Law students complete thousands of pro bono hours

(May 14, 2013) Alex Kain got involved with the King County Bar Association's Domestic Violence Family Law Clinic when she started at Seattle University School of Law last fall.

Alex KainKain had already volunteered for several years with domestic violence survivors before law school, but wanted to see the problem from a legal standpoint. She moved to the clinic to learn more about family law and the local court system, meet local attorneys, and continue serving her community throughout law school.

"I've done that and more in the last year with KCBA. The learning experience has been invaluable," she said. "Though I was already working in DV for a while before law school, the clients I've met at the clinic taught me a lot about the legal consequences of violence and how something as simple as a form can impact a person's safety, whether they have a place to live, and what rights they have to their children."

Kain is just one of hundreds of students at Seattle University School of law who have contributed thousands of volunteer hours through the Pledge Pro Bono Program. In just its second year, the program reported that 214 students — nearly a quarter of the student body — have taken the Pro Bono Pledge and completed more than 9,500 hours this academic year.

That's a 22 percent increase from the first year of the program (176 students). In total, 262 students, including prior graduates, have pledged since the program launched in October 2011. About 80 percent of the hours were legal pro bono activities, and the rest are other community service volunteer work.

Students have always engaged in a great deal of meaningful work outside of the classroom. The voluntary pledge program takes an important next step by inviting students to commit to a minimum number of hours of pro bono and volunteer service before graduation, then formally acknowledging those who meet their goals.

The program offers resources to those who want to volunteer and allows those who already do so to track their time. While working to help others, students also build their professional profiles and network of professional contacts.

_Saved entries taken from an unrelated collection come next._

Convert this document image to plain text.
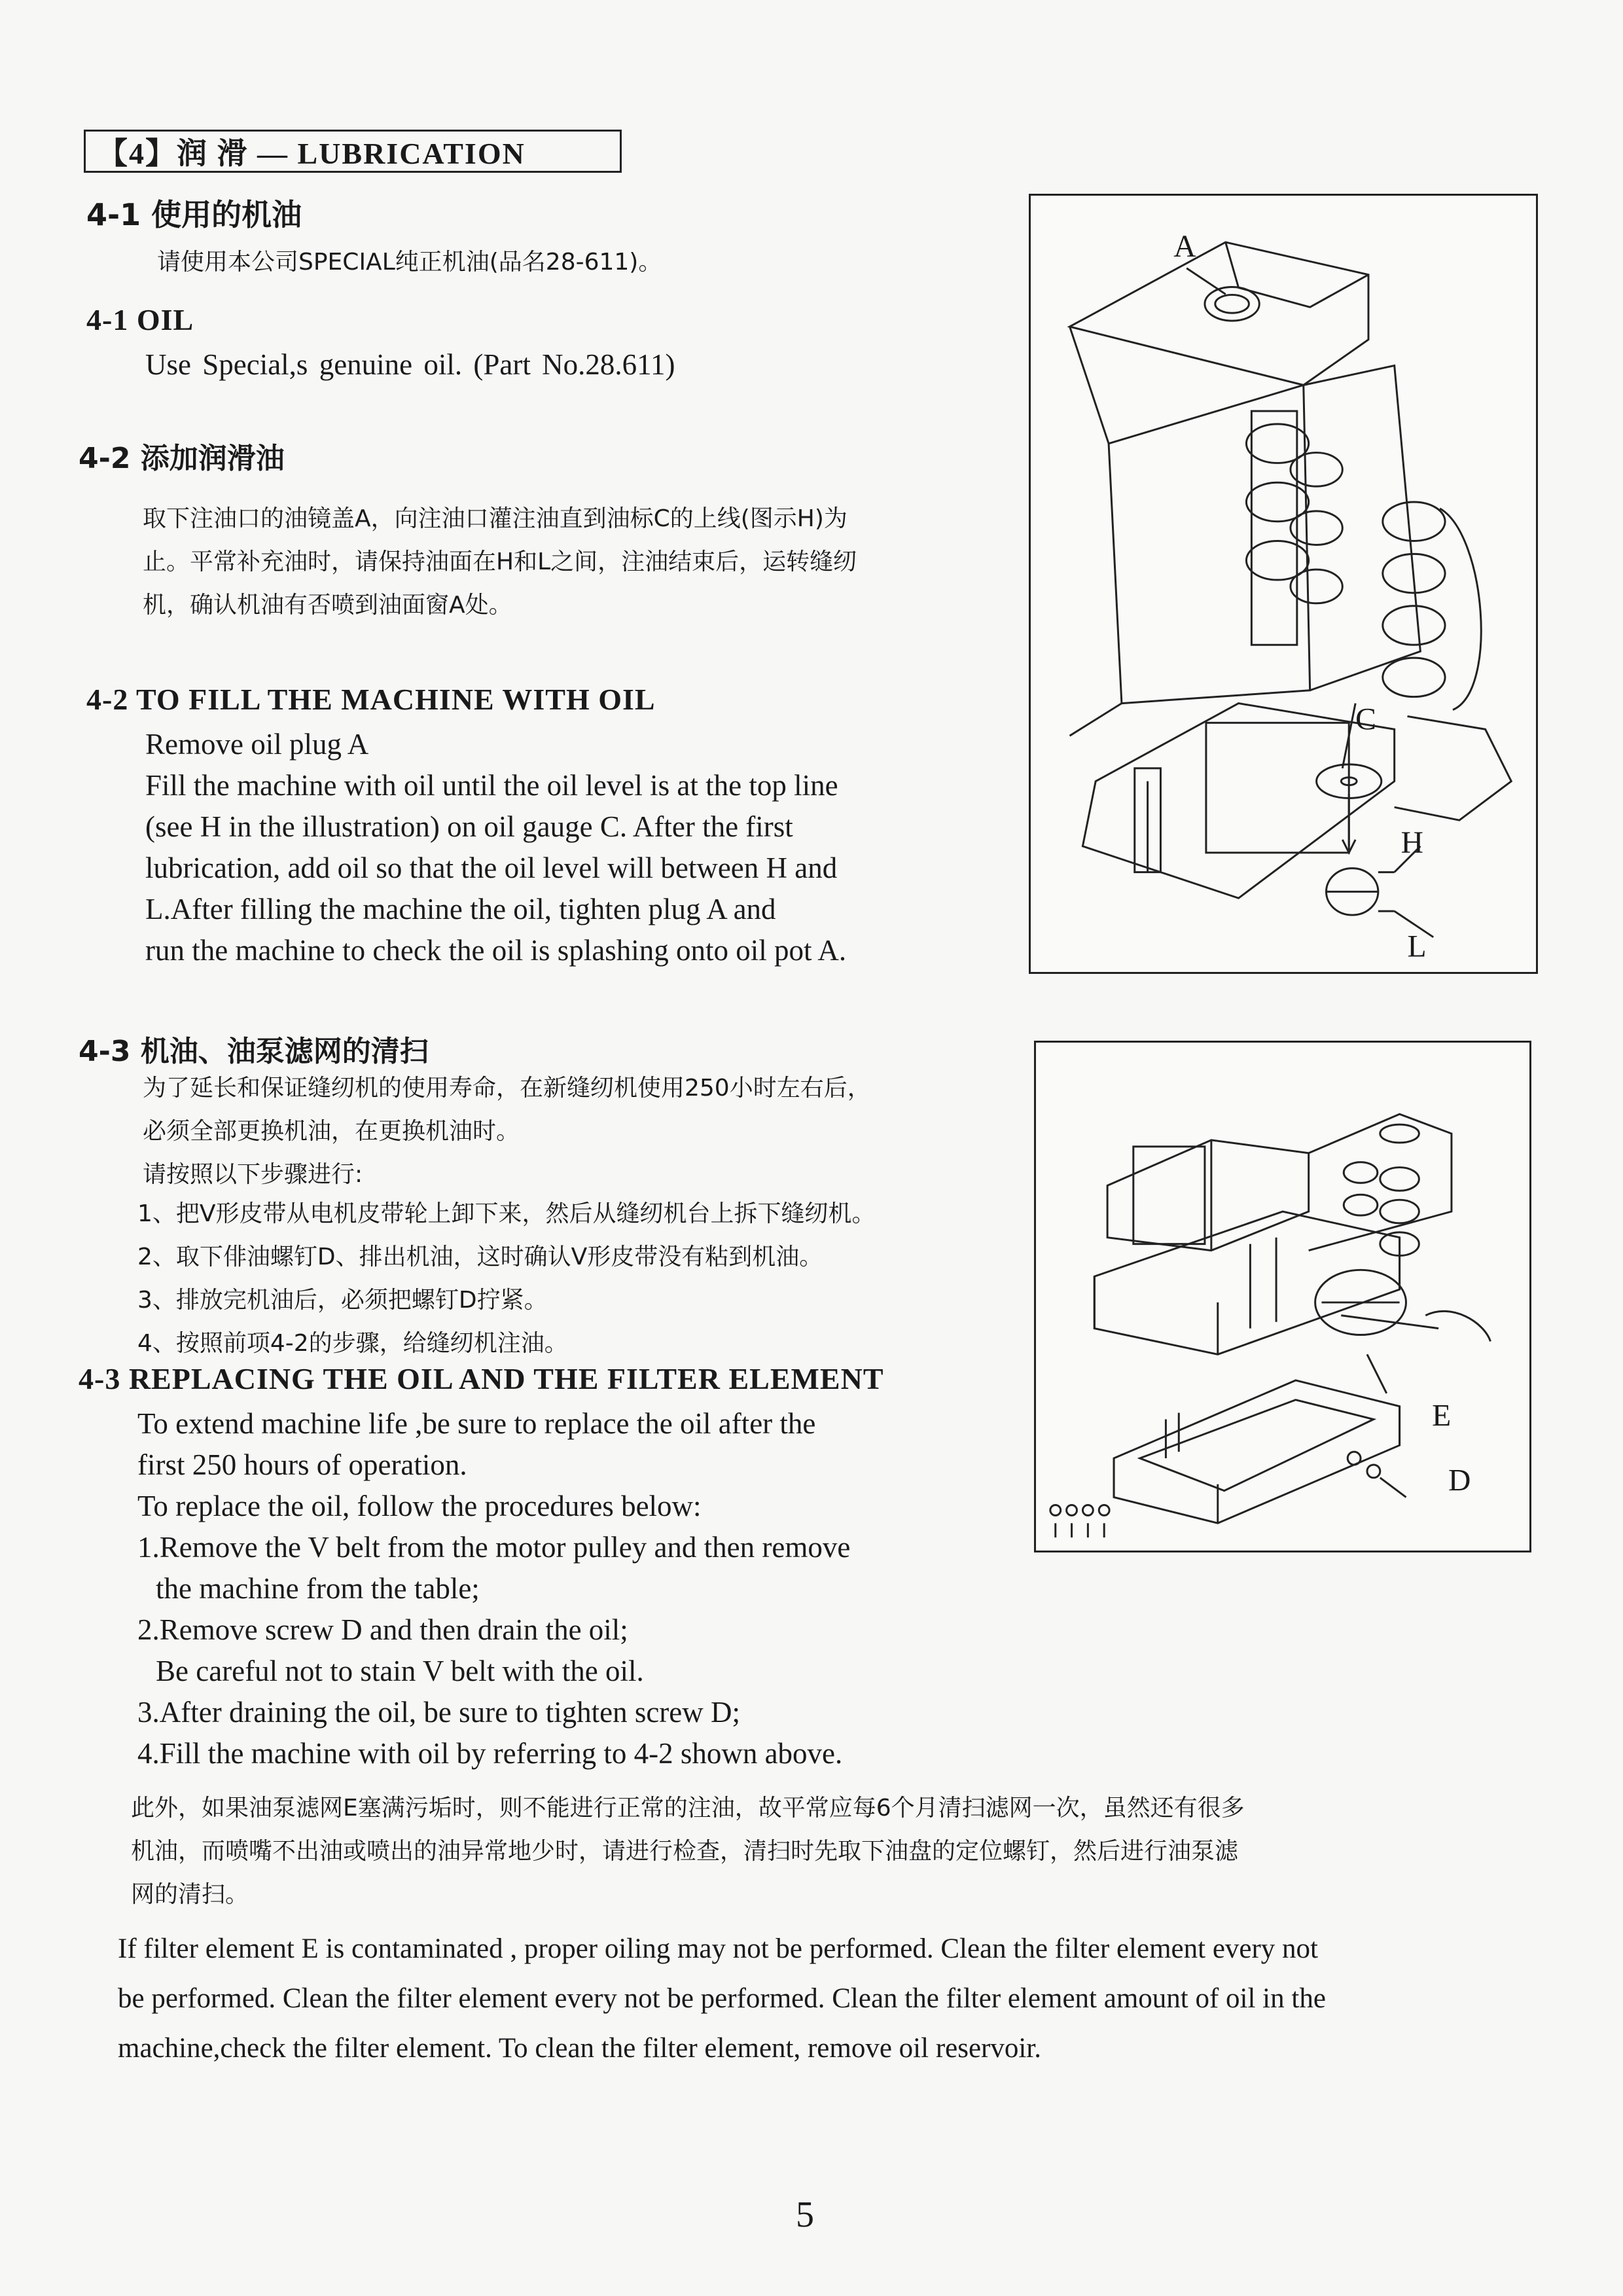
【4】润 滑 — LUBRICATION
4-1 使用的机油
请使用本公司SPECIAL纯正机油(品名28-611)。
4-1 OIL
Use Special,s genuine oil. (Part No.28.611)
4-2 添加润滑油
取下注油口的油镜盖A，向注油口灌注油直到油标C的上线(图示H)为
止。平常补充油时，请保持油面在H和L之间，注油结束后，运转缝纫
机，确认机油有否喷到油面窗A处。
4-2 TO FILL THE MACHINE WITH OIL
Remove oil plug A
Fill the machine with oil until the oil level is at the top line
(see H in the illustration) on oil gauge C. After the first
lubrication, add oil so that the oil level will between H and
L.After filling the machine the oil, tighten plug A and
run the machine to check the oil is splashing onto oil pot A.
A
C
H
L
4-3 机油、油泵滤网的清扫
为了延长和保证缝纫机的使用寿命，在新缝纫机使用250小时左右后，
必须全部更换机油，在更换机油时。
请按照以下步骤进行:
1、把V形皮带从电机皮带轮上卸下来，然后从缝纫机台上拆下缝纫机。
2、取下俳油螺钉D、排出机油，这时确认V形皮带没有粘到机油。
3、排放完机油后，必须把螺钉D拧紧。
4、按照前项4-2的步骤，给缝纫机注油。
4-3 REPLACING THE OIL AND THE FILTER ELEMENT
To extend machine life ,be sure to replace the oil after the
first 250 hours of operation.
To replace the oil, follow the procedures below:
1.Remove the V belt from the motor pulley and then remove
the machine from the table;
2.Remove screw D and then drain the oil;
Be careful not to stain V belt with the oil.
3.After draining the oil, be sure to tighten screw D;
4.Fill the machine with oil by referring to 4-2 shown above.
E
D
此外，如果油泵滤网E塞满污垢时，则不能进行正常的注油，故平常应每6个月清扫滤网一次，虽然还有很多
机油，而喷嘴不出油或喷出的油异常地少时，请进行检查，清扫时先取下油盘的定位螺钉，然后进行油泵滤
网的清扫。
If filter element E is contaminated , proper oiling may not be performed. Clean the filter element every not
be performed. Clean the filter element every not be performed. Clean the filter element amount of oil in the
machine,check the filter element. To clean the filter element, remove oil reservoir.
5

"We are grateful that so many students are contributing their time and skills in the community through pro bono work," Dean Mark C. Niles said. "In addition to helping people who have critical legal needs, students who Pledge Pro Bono gain practical experience and skills."

The program is run through the law school's Access to Justice Institute, which has a goal of encouraging all students to pursue social justice, no matter where their careers take them. Even students who do not intend to practice public interest law can find ways to do pro bono work through ATJI and the pledge program.

In addition to the KCBA, many agencies and organizations benefit from the volunteer hours, including the Washington Attorney General's Office, the King County Prosecuting Attorney's Office, Northwest Justice Project, and Associated Counsel for the Accused. Students logged hours in a variety of areas, including criminal justice, health law, disability law, and homelessness.

Beth Leonard, a May 2013 graduate, has done a variety of public interest and pro bono work throughout law school. Among her service, she has completed internships and externships with the Snohomish County Legal Services, Legal Voice, and others. She volunteers with the Incarcerated Mothers Advocacy Project, providing legal education and information about family law issues to incarcerated and formerly incarcerated mothers in the state, and with Street Youth Law Advocates. For her commitment, she received an honorable mention in the national National Association of Law Professionals Pro Bono Awards.

Though Leonard would do pro bono work regardless, she appreciates the law school creating the formal program to encourage others to take part.

"I think it's our obligation as law students to use our skills to help marginalized communities access legal services," she said. "It's a positive step for our school, especially with our social justice mission."